Face aux décombres d’Uvira, Judith Suminwa Tuluka sonne le rappel des troupes. Entre l’exode de 267 000 civils et une administration délogée par l’agresseur, Kinshasa engage une triple riposte : sécuritaire, humanitaire et judiciaire. L’objectif est clair : transformer les promesses de retrait ennemi en une restauration concrète de l’autorité étatique.
Le sursaut républicain s’organise à l’immeuble du Gouvernement. Devant l’ampleur des atrocités documentées, la Première Ministre a mobilisé ses troupes pour répondre au traumatisme d’Uvira. Le bilan est lourd. « 267 000 réfugiés et déplacés », incluant des milliers d’enfants orphelins de protection. Pour Kinshasa, la prudence reste de mise face aux manœuvres de l’AFC-M23. « Il ne suffit pas de dire qu’ils se retirent. Il faut s’assurer que les services de l’État sont pleinement réinstallés », prévient Patrick Muyaya.

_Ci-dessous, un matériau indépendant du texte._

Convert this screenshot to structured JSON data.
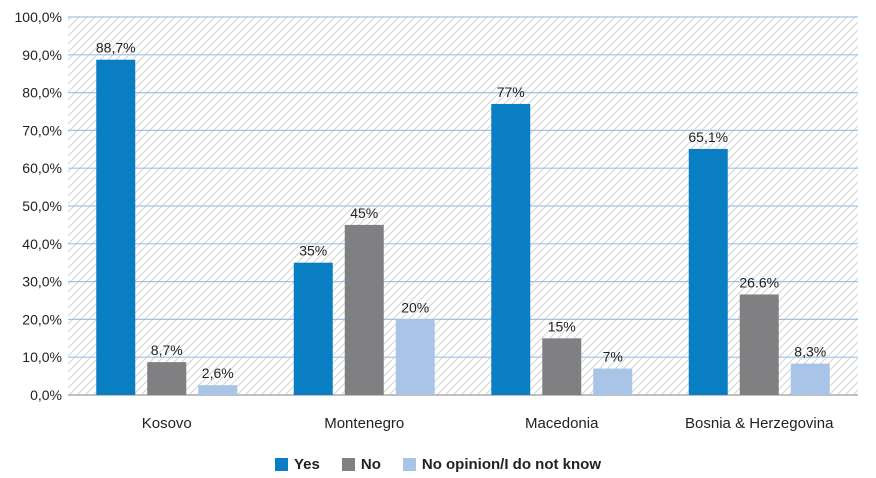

Cette stratégie de « réinstallation effective » ne se limite pas à la présence physique, mais s’étend au champ judiciaire pour punir les « crimes graves ». Le Gouvernement tente ainsi de transformer une ville infiltrée en un bastion de souveraineté retrouvée. L’enjeu est désormais de convertir ce patriotisme local en une stabilité durable, loin des mirages de l’impunité.